Boston Globe, August 24, 2007
Days before the second anniversary of Hurricane Katrina’s devastation of New Orleans, the righteous anger animates Terence Blanchard just as it did in the storm’s wake. The distinguished New Orleanian trumpeter, who remembers being evacuated by rowboat from the Ninth Ward as a child during 1965’s Hurricane Betsy, came home after Katrina to find his mother’s neighborhood near Lake Pontchartrain leveled. Images of Blanchard escorting his mother to her first sight of the void that was her house, and his own candor negotiating the outrage and sadness, are emotional highlights of Spike Lee’s HBO documentary, “When the Levees Broke.”
Now Blanchard continues the catharsis and consciousness-raising with a majestic album, “A Tale of God’s Will,” just out on Blue Note. With a full orchestra backing Blanchard’s quintet, the disc is a funeral suite laced with worship, perseverance, and transcendence; both drawing on and deviating from classic New Orleans jazz, it’s one of the richest artistic responses to Katrina yet released. It’s also the primary material for Blanchard’s current quintet tour, which visits Regattabar tonight.
Those who follow Blanchard’s work will not be surprised by the album’s cinematic texture: The finely paced exposition and the lush but tempered orchestration reflect Blanchard’s long experience writing scores for Lee’s films.
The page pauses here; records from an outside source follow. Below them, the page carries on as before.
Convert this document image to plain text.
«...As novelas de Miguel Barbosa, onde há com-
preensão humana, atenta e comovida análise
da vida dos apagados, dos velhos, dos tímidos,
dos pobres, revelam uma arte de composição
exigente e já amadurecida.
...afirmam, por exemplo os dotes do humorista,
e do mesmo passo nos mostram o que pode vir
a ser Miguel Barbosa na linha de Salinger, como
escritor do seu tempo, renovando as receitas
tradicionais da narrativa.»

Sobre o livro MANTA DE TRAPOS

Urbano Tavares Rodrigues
The songs ease poignantly from wide-angle evocations of city, earth, water, to the close-up intimacy of lives facing crisis and recovery. The pervasive melancholy that Blanchard’s horn signals as it sinews through the arrangements is never treacly or overwrought, but simply a matter of fact.
“I was trying to give a personal account of what happened in New Orleans after the hurricane,” says Blanchard, who has spent much of his career based in New York and Los Angeles but now lives in the Uptown section of his native city. Like many Crescent City natives, he’s come out of the storm recommitted to the city and invested in its recovery. In a sense, this makes him an optimist, but the anger is never far away.
“Spiritually and emotionally, we are doing the best we can,” he says. “A lot of people here contain a very vibrant New Orleans spirit. But we’re being tested. The development we’re seeing is on a personal level, by individual citizens. It’s a testament to the will and the strength of this culture. But at the same time we elected our leaders to protect us.”
And the leaders failed: “On the face of it, there’s the devastation and lack of rebuilding today. But the other part is, how did we get here? How did we allow the levees to break, the wetlands to dry up?” He blames political leaders from the national level down, but also finds fault in the city’s complacency. The album’s opening invocation, “Ghosts of Congo Square,” a quintessentially New Orleans melange of African percussion, gospel incantation, and plaintive jazz trumpet, is a call to attention from the mists of history.
“`Ghosts of Congo Square’ is an artistic statement of how we’ve been receiving warnings from our ancestors for years and years that have gone unheeded,” Blanchard says. He points out the many brushes New Orleans had with natural disasters from which lessons could have been drawn. Now, he says, the storm has added a whole new crop of ghosts to those who already haunt the city. He evokes elderly people left to die in the floodwaters, children who will never get treatment for the trauma of destruction and evacuation.
But “Congo Square” – and by extension the album – is also a statement of the artist’s responsibility. The actual square was where slaves and later the free Creole population gathered for leisure. “It was a place of worship, a place of gathering, and it’s considered the birthplace of jazz,” Blanchard says. By calling on its memory, he acknowledges music’s duty to mobilize, and power to heal, the tribulations of life and history.
“Some of us in this art world were thrust into the political arena without wanting to go there,” Blanchard says of the storm’s impact. He calls himself middle class, a man of faith, basically conservative. But he’s aghast at what he sees as a political culture built on lies, and he sees how luxury condos are under construction on the West Bank of the Mississippi, which did not flood, while in the city proper the housing projects are still closed and their residents remain refugees.
The greatest pain remains the one closest to home: Blanchard’s mother’s experience, only partially shown in Lee’s film. “I got my mom out to LA and got her an apartment,” he says of the time after the storm. “And I was crying when I took her to Target and she was shopping for everything, like a college student. Everything: housewares, bedsheets, knives and forks, towels, clothes, everything. She had to buy it all. And I’m saying to myself, what the hell is this? And the thing about it is that we were the lucky ones.”